Saturday, February 20, 2010
Time: A Doctor Who Acts Like It Doesn't Exist
When I was a kid, I remember the doctor made house calls. Not the pediatrician; there wasn't one. He was our family doctor. And I remember being very angry indeed that he once was allowed to come into my candy-striped bedroom, stick a tongue depressor in my mouth and make me say "ah!" when I just wanted to be left alone to enjoy my raging fever.
But from an adult perspective, how wonderful that was. My parents didn't have to bundle up a sick little kid, drag her into the office and wait until the doctor could see her. Better for everyone, though less efficient use of time for the doctor.

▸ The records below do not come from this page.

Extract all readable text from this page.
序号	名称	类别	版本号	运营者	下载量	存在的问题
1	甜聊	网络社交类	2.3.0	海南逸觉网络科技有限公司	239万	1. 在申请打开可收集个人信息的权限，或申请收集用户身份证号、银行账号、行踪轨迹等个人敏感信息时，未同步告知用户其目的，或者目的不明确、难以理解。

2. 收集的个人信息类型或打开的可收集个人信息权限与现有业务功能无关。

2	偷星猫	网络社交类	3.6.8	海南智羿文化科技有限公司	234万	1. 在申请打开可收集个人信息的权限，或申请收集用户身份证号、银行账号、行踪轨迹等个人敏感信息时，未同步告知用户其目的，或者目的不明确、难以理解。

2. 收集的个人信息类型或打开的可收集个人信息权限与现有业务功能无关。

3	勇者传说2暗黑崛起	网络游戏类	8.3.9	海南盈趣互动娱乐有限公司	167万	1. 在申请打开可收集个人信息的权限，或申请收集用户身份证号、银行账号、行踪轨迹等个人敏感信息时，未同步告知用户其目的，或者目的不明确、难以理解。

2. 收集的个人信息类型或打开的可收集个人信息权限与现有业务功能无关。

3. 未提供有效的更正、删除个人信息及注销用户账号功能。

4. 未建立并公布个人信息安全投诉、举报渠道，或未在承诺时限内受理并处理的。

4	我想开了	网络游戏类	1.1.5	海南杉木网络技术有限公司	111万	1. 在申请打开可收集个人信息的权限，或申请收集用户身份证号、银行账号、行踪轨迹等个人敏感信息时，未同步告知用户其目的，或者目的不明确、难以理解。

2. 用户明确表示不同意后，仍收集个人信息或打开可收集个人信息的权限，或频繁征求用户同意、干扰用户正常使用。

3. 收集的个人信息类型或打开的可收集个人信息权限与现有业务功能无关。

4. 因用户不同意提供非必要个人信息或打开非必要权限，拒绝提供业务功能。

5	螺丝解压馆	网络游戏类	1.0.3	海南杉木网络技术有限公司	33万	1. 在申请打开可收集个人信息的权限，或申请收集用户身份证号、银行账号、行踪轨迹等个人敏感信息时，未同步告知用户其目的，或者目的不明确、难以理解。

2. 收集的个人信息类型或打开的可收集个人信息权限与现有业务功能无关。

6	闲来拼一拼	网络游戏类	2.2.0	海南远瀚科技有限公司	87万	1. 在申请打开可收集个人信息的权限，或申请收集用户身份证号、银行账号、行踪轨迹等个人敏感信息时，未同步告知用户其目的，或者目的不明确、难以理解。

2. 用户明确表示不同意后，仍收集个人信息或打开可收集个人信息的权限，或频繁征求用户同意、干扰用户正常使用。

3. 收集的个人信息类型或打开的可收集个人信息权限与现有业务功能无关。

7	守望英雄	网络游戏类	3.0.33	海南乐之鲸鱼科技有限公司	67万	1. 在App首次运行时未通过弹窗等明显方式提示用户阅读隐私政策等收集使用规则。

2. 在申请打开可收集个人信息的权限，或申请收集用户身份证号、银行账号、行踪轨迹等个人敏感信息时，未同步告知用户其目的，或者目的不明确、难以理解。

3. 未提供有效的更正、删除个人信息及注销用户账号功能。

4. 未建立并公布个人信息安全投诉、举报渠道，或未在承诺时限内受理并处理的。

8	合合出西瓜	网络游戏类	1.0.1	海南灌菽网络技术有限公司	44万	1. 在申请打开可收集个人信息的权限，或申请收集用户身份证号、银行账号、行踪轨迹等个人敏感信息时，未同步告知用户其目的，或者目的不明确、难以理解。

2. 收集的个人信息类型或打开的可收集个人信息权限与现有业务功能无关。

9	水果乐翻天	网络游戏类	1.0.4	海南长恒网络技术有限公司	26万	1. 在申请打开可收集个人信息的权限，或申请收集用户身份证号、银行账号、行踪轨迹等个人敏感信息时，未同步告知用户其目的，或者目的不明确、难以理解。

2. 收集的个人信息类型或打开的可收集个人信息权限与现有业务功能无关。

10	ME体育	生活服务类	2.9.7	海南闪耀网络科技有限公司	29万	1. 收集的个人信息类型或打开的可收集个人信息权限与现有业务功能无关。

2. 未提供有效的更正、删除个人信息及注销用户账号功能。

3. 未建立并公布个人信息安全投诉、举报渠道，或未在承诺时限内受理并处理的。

Today, everyone's a specialist. Everyone is overbooked. No one has time to leave the office unless it's to visit the patients in the hospital. A doctor's visit means a long wait in the waiting room, then a long wait in the examining room, then, with luck, a pleasant though somewhat harried physician joining you with your chart in hand, asking what exactly seems to be the problem.
The good ones manage to come up with a name for the ailment and the treatment. Or sometimes you get sent for tests. Lots of them.
Yesterday I saw a dinosaur. He looked like a regular doctor but trust me, this guy was from the stone age.
Here's what happened.
We arrived for an appointment. Nothing serious, just a few things normal for bodies that have lived awhile.
"The doctor is running an hour and a half behind," the nurse said, looking around the waiting room. "If anyone wants to reschedule..."
It took awhile, but a couple of people bailed.
"This gentleman's getting a physical," the nurse said, looking at one fellow.
Another patient decided he could wait to see the doctor on another day.
We said we'd wait. We went out, got a coffee, came back and waited. And waited.
It was more like two hours than an hour and a half. But here's why we waited:
The doctor's staff went home at five. The building was empty. And the doctor kept on finishing his exams, taking all the time he needed with each one, explaining things to his patients, grabbing books to better explain what he was telling them, getting later and later by the moment.
Our appointment lasted well over an hour. The doctor showed no sign of feeling rushed, hungry, even the least bit impatient. He chatted, explained, asked questions, answered questions for as long as there were any questions to ask.
After a relaxed visit, with every single question answered and promises from the doctor that he would take care of calling any other doctors necessary, he moved on to the next patient. The last patient of the day. It was already seven thirty at night. He hadn't had dinner. And he still had to go to the hospital, check on his patients, and return phone calls.
My inner-mother-voice says he should restructure his days, make sure he doesn't book his day so full, allow himself time to eat, to rest. He cannot keep up this pace. He will burn out. It would also eliminate the ridiculous waits endured by his patients. When, I wonder, does he relax?
But he's a man comfortably in middle age who appears very happy with his profession, very excited and interested in medicine and in the people he treats.
Perhaps he has no life. Yet his life is very full.
Remember that line from Field of Dreams with Dr. Burt Lancaster? Later Dr. Burt has to step across the line to save a child's life, ending the miracle that brought him back to life and made him young so he could fulfill his dream of batting in the major leagues?
Ray Kinsella: Fifty years ago, for five minutes you came within... you came this close. It would KILL some men to get so close to their dream and not touch it. God, they'd consider it a tragedy.
Dr. Archibald "Moonlight" Graham: Son, if I'd only gotten to be a doctor for five minutes... now that would have been a tragedy.